I have tried using the Banach fixed-point theorem but i dont know how. is it the right approach at all?
Let $X = C[0, k]$. Let us define $\Phi:X \rightarrow X$ by \begin{align} \Phi(w)(x) = g(x) = \int^x_0 f(x, t, w(t))\ dt. \end{align} Indeed, $\Phi$ maps $X$ to $X$, since for any $0\le x \le y\le k$ \begin{align} |\Phi(w)(x)-\Phi(w)(y)| \le&\ |g(x)-g(y)| + \left|\int^x_0 f(x, t, w(t))\ dt-\int^y_0 f(y, t, w(t))\ dt \right|\\ \le&\ |g(x)-g(y)| + \int^y_0|f(x, t, w(t))-f(y, t, w(t))|\ dt + \int^x_y|f(x, t, w(t))|\ dt \\ \le&\ |g(x)-g(y)| + \int^y_0|f(x, t, w(t))-f(y, t, w(t))|\ dt + \|f\|_\infty|x-y|. \end{align} Hence, by continuity of $f$, we see that $\Phi(w)(x)$ is also continuous which means $\Phi$ maps $X$ to $X$.
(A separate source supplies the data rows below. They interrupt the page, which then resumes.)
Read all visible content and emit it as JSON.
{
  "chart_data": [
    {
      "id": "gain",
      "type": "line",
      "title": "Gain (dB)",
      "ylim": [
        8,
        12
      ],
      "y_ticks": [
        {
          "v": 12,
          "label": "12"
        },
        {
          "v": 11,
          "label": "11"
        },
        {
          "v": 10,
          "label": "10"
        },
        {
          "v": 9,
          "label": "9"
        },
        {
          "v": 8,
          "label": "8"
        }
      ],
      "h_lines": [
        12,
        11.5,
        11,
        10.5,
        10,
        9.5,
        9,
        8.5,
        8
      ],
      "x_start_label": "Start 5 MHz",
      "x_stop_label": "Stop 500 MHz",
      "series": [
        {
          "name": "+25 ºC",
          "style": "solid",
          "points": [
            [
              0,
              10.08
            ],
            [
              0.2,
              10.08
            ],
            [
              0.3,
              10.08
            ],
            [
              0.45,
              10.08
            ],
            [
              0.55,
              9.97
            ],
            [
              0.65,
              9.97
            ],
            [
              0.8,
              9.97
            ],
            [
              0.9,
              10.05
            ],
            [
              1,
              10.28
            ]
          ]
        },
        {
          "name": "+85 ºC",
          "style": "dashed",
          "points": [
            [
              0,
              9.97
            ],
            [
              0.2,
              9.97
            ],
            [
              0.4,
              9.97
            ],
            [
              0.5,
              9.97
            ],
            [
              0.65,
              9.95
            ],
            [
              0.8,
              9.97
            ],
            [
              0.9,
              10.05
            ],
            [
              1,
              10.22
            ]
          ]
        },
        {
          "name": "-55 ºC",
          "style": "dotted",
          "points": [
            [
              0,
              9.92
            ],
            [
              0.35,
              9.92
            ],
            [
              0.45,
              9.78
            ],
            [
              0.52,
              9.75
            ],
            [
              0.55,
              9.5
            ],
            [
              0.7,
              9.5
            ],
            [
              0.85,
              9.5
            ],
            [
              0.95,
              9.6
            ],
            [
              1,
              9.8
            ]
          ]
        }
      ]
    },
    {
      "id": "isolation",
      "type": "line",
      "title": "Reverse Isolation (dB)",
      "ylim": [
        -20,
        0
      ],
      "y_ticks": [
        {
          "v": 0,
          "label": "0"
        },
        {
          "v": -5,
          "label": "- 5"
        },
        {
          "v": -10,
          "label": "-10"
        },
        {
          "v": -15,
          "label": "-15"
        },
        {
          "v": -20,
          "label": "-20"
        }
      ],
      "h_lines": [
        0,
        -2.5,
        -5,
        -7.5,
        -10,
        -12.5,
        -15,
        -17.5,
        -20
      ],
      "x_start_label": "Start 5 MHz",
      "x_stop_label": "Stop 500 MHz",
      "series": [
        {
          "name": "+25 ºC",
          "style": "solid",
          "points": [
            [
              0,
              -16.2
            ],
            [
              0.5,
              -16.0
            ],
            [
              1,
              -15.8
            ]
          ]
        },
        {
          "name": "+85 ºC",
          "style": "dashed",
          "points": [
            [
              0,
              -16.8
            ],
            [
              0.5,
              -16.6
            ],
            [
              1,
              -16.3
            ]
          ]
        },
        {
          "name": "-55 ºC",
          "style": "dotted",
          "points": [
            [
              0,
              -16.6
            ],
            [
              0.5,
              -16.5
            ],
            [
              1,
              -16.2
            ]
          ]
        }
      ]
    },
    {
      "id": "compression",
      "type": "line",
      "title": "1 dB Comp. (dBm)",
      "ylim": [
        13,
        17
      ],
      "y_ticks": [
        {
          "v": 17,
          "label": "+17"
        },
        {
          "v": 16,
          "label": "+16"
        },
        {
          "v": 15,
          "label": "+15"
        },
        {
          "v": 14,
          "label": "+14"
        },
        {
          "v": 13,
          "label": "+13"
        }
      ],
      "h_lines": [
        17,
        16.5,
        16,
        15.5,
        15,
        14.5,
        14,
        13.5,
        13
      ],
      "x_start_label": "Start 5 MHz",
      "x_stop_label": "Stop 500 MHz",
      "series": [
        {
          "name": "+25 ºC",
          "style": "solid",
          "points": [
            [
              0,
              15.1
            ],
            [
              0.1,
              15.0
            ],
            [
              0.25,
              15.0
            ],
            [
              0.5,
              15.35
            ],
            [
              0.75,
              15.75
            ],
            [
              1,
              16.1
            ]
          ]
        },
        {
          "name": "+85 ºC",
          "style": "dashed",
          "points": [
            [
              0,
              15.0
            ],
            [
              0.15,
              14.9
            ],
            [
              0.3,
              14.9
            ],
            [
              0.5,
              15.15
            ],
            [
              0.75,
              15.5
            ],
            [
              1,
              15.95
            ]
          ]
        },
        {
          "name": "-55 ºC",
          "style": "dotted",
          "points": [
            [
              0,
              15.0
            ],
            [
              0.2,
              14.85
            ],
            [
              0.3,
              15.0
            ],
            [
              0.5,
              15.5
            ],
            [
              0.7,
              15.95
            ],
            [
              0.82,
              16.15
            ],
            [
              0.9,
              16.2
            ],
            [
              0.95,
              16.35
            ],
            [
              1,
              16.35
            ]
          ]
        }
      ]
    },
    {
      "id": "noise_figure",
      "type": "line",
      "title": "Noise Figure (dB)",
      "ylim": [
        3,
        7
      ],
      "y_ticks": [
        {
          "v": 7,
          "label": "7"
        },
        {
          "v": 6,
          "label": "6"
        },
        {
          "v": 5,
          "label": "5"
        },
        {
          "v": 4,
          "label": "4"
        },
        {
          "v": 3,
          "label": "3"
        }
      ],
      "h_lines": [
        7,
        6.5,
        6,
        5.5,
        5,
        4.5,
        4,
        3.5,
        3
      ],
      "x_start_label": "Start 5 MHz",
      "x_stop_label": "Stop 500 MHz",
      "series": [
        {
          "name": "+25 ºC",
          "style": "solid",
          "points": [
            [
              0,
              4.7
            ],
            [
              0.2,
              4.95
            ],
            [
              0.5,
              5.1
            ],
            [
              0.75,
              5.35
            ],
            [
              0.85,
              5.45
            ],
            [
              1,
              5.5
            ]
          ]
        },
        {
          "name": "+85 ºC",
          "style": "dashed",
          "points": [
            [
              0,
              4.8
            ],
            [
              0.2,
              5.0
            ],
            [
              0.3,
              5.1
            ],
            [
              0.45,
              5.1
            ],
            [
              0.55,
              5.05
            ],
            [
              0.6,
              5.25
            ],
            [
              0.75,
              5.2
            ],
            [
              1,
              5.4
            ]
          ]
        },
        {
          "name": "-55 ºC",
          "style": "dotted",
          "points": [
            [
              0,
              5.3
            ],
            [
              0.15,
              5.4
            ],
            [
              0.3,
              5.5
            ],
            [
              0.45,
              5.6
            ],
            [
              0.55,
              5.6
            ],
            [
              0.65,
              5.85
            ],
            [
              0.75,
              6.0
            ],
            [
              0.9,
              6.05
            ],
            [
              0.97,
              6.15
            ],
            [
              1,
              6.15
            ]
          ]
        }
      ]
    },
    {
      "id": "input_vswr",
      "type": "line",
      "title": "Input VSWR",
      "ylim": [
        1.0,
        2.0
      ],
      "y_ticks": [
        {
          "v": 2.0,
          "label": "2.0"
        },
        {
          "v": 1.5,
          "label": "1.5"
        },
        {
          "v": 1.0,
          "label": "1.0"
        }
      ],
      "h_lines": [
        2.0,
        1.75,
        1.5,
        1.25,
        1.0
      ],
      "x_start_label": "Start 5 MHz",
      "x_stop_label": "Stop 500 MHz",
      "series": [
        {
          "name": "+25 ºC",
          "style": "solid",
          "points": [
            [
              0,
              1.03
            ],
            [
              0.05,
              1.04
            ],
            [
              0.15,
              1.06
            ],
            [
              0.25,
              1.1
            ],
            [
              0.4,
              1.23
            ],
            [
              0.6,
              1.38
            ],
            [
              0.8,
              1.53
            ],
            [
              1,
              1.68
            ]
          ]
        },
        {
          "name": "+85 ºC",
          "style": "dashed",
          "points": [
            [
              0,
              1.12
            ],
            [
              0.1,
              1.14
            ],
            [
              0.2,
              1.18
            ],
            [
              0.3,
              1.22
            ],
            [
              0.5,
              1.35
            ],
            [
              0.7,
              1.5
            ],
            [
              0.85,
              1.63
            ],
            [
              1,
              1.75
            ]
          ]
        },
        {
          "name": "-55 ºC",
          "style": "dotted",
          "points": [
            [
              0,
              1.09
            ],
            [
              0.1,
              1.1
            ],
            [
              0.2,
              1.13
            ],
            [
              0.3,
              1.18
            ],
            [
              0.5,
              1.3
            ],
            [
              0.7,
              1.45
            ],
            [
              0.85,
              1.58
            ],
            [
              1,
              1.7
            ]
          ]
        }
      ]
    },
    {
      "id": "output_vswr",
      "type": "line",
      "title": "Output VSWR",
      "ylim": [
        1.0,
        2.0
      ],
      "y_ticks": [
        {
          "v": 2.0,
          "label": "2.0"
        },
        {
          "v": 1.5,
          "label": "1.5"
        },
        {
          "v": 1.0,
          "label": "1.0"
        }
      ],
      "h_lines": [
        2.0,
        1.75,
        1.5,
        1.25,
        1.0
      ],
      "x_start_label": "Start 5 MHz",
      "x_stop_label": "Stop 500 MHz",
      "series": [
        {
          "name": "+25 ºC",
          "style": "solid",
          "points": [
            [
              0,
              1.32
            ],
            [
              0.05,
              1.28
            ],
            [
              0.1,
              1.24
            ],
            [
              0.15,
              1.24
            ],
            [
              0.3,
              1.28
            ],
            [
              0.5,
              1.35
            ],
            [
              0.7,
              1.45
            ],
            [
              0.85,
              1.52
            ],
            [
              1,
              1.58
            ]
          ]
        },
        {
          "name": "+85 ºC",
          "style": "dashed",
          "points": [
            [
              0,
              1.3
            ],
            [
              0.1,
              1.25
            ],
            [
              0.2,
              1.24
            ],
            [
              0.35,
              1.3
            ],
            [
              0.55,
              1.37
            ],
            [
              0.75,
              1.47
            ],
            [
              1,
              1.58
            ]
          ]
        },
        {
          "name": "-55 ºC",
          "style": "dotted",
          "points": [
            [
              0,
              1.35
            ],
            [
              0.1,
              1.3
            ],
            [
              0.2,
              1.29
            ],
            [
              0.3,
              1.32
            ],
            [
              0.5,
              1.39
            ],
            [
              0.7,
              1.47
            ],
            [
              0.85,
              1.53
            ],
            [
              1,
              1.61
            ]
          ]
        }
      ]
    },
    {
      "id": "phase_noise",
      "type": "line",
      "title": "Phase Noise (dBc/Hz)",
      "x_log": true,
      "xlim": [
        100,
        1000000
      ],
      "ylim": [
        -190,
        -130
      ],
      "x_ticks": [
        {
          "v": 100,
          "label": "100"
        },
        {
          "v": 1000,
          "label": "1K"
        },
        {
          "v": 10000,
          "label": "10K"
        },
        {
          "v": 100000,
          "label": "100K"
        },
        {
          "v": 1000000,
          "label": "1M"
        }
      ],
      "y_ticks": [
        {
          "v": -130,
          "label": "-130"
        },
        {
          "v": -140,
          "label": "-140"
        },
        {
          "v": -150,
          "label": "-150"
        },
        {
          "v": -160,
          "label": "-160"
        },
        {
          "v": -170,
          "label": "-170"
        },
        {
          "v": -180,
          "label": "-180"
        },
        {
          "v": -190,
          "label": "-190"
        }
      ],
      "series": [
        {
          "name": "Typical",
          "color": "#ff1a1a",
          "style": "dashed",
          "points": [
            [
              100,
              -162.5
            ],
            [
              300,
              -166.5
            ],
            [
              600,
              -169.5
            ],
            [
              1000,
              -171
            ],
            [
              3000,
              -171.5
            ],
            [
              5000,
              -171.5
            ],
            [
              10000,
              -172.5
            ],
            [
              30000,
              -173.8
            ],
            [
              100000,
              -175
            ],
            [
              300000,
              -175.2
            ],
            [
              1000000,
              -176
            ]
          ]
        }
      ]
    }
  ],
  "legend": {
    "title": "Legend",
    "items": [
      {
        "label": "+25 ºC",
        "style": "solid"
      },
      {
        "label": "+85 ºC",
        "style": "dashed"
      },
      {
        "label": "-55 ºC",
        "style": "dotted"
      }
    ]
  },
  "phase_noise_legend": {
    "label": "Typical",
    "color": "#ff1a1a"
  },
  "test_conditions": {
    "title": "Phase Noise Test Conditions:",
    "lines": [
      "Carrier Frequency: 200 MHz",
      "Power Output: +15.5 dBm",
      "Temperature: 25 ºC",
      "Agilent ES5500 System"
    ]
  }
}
Next, let us show that $\Phi: X\rightarrow X$ is a contraction on $X$. Notice that
\begin{align} \|\Phi(u)-\Phi(w)\|_\infty =&\ \sup_{x \in [0, k]}|\Phi(u)(x)-\Phi(w)(x)|\\ \le&\ \sup_{x \in [0, k]} \int^x_0 |f(x, t, u(t)) - f(x, t,w(t))| \ dt\\ \le&\ C\sup_{x, \in [0, k]} \int^x_0 |u(t) -w(t)|\ dt\\ \le&\ C k \|u -w\|_\infty. \end{align}
However, we can't conclude that $\Phi$ is a contraction since $Ck$ doesn't necessarily need to be less than $1$. So, instead of proving $\Phi$ is a contraction on $X$, we can prove that $\Phi$ is a contraction on $[0, k_1]$ for some $k_1<k$ and $Ck_1<1$. Then, by Banach fixed point theorem, we know that there exists a unique $u$ defined on $[0, k_1]$ such that \begin{align} u(x) = g(x) + \int^x_0 f(x, t, u(t))\ dt \end{align} for $x \in [0, k_1]$. Repeat the argument on the interval $[k_1, 2k_1]$. Since $[0, k]$ is compact, then we only need to repeat the argument a finite number of times. This shows that there is a unique $u \in C[0, k]$ that solves the above integral equation.